Yuna aussi affiche un sourire sur son visage noir fumée.
- Je sais maintenant que j'ai l'autorité de te traiter comme un mâle-serviteur!
Les deux amis confrontent leurs sourires en duel pour quelques instants, puis éclatent de rire.
- C'est fascinant de se voir ainsi, dans des corps qui représentent ce qu'il y a de plus dangereux pour les civilisations de la surface de Gaïa: Une Arachne et son mâle-serviteur tout aussi redouté, un Elfe Noir.
Tout en peignant ses cheveux avec une de ses pattes avant, Yuna demande à la réflexion de son ami d'une voix gamine et hautaine:
- Crois-tu que je sois présentable pour une petite balade à la place publique du village?
Le Rôdeur renchérit, théâtralement:
- Certainement, Vénérable Arachne!
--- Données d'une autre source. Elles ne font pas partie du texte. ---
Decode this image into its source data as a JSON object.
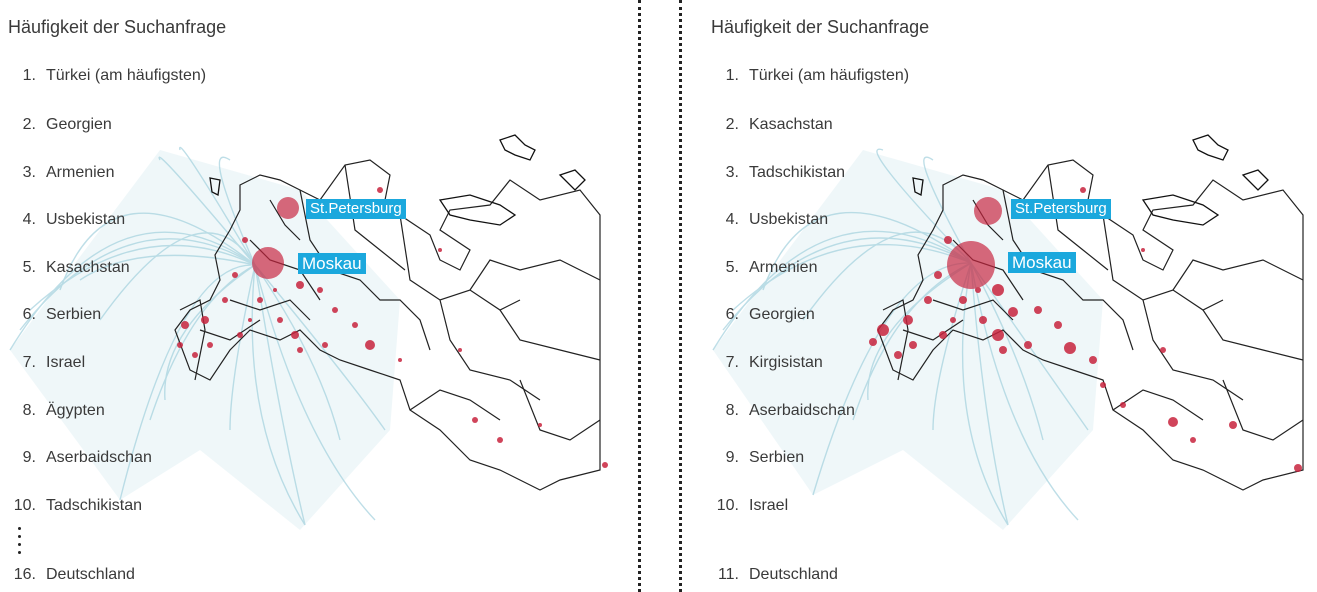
{
  "panels": [
    {
      "title": "Häufigkeit der Suchanfrage",
      "ranks": [
        {
          "num": "1.",
          "name": "Türkei (am häufigsten)"
        },
        {
          "num": "2.",
          "name": "Georgien"
        },
        {
          "num": "3.",
          "name": "Armenien"
        },
        {
          "num": "4.",
          "name": "Usbekistan"
        },
        {
          "num": "5.",
          "name": "Kasachstan"
        },
        {
          "num": "6.",
          "name": "Serbien"
        },
        {
          "num": "7.",
          "name": "Israel"
        },
        {
          "num": "8.",
          "name": "Ägypten"
        },
        {
          "num": "9.",
          "name": "Aserbaidschan"
        },
        {
          "num": "10.",
          "name": "Tadschikistan"
        },
        {
          "num": "16.",
          "name": "Deutschland"
        }
      ],
      "cities": {
        "stpetersburg": "St.Petersburg",
        "moskau": "Moskau"
      }
    },
    {
      "title": "Häufigkeit der Suchanfrage",
      "ranks": [
        {
          "num": "1.",
          "name": "Türkei (am häufigsten)"
        },
        {
          "num": "2.",
          "name": "Kasachstan"
        },
        {
          "num": "3.",
          "name": "Tadschikistan"
        },
        {
          "num": "4.",
          "name": "Usbekistan"
        },
        {
          "num": "5.",
          "name": "Armenien"
        },
        {
          "num": "6.",
          "name": "Georgien"
        },
        {
          "num": "7.",
          "name": "Kirgisistan"
        },
        {
          "num": "8.",
          "name": "Aserbaidschan"
        },
        {
          "num": "9.",
          "name": "Serbien"
        },
        {
          "num": "10.",
          "name": "Israel"
        },
        {
          "num": "11.",
          "name": "Deutschland"
        }
      ],
      "cities": {
        "stpetersburg": "St.Petersburg",
        "moskau": "Moskau"
      }
    }
  ],
  "colors": {
    "flow_lines": "#a9d4e0",
    "city_bubbles": "#c8243e",
    "label_bg": "#1ba8dd",
    "borders": "#222222"
  }
}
La place se videra de toute âme tenant à leur corps. Le seigneur des lieux se suicidera sur le champ à la vision qu'il aura de lui-même, paralysé par ton venin et vampirisé de son âme. C'est très prometteur pour sa réputation posthume d'être dévoré encore tout tiède, petit à petit, par une Arachne immortelle.
-Tiens! ajoute Yuna. Tu me donne faim! J'ai l'estomac dans l'aiguillon, moi!
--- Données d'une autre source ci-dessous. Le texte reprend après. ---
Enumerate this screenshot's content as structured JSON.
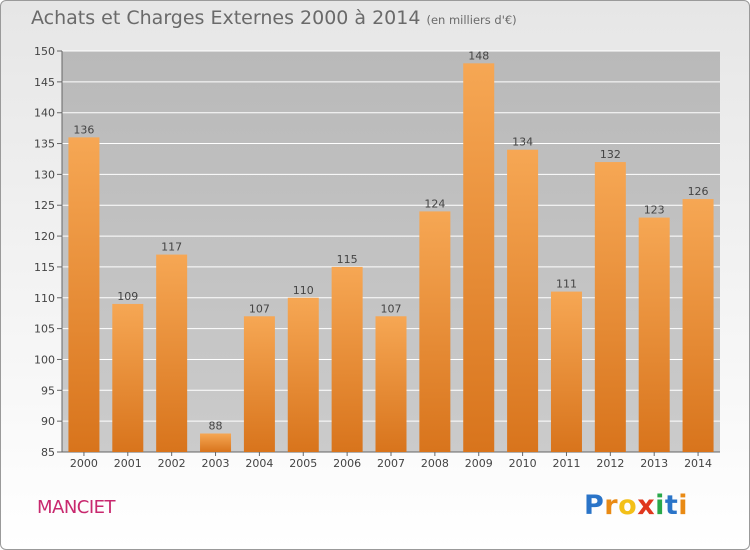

Le bruit des deux mandibules se frottant une sur l'autre apporte un regard en coin au Rôdeur. Il se serre les dents en inspirant.
- Euh! Ne me regardez pas comme ça, Dame Arachne, je ne suis pas au menu, je crois.
Yuna secoue un non de la tête avec grâce, tout en battant l'air de ses sombres ailes.
- Non, mais une grande chasse aux sorcières nous attend de l'autre côté du miroir et ça me donne un creux.
Une fois le Grimoire sécurisé dans son rayon, des rires, des moqueries et des chansons grivoises font écho pendant des heures festives arrosées de breuvages exotiques. C'est un menu arachnoïde qui est cuisiné par Magie Noire à la veille de la grande chasse à la Veuve Noire Arachnéida, à travers les tunnels sombres des Méandres Intérieurs.
Puis le silence vient reprendre sa place dans le "Temple de Merveilles". La grande salle et ses mystères s'endorment de nouveau sous la lumière magique de la sphère en suspension dans l'espace-temps. Nos deux amis glissent dans un sommeil elfique; un état de veille qui leur apportera la parfaite maîtrise de leur nouveau corps.